FIFA has already ordered a probe into the awarding of the lucrative event to the Middle Eastern country. The report, by New York lawyer Michael Garcia, is not scheduled to be released until after the World Cup.
But the sponsors plainly want to ensure that it leads to changes in the way FIFA conducts its affairs – including a possible housecleaning at the senior levels of the organization. Their decision to go public came in the wake of an explosion of criticism on social media after Britain’s Sunday Times published documents alleging that millions of dollars in bribes changed hands.

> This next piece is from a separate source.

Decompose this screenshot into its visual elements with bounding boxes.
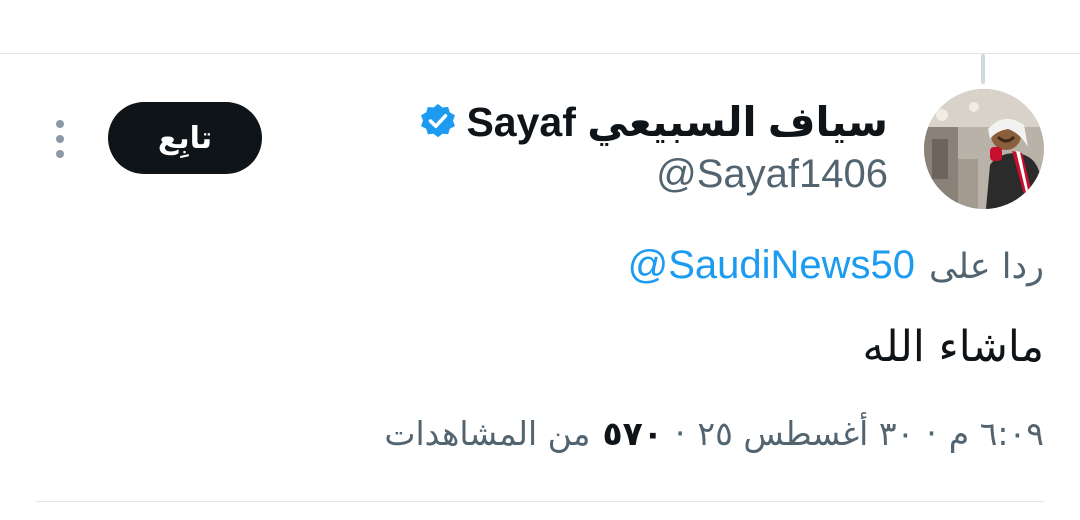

Thanks to the rapid rise of social media and the enormous increase in soccer interest in North America, sponsors are quick to register concerns over any actions that could taint the product and diminish the value of their big-dollar investments.
“I don’t think they’re going to put up with the old regime and the old way of doing business,” said Brian Cooper, president and CEO of Toronto-based S&E Sponsorship Group, which represents sponsors in their dealings with owners of sports properties. “More so than ever, the Coca-Colas and the Visas and the Sonys and Adidases are stepping up. The dollars are so significant and if that property is tainted in any way, it hurts them.”
Combative long-time FIFA president Sepp Blatter, 78, has weathered previous assaults on FIFA’s reputation and his own credibility and more than one attempted ouster. In typical fashion, he has dismissed the latest allegations as the product of “racism” by his organization’s critics.
“Once again there is a sort of storm against FIFA relating to the Qatar World Cup,” Mr. Blatter told a meeting of the Confederation of African Football in Sao Paulo, Brazil. “Sadly there’s a great deal of discrimination and racism and this hurts me.”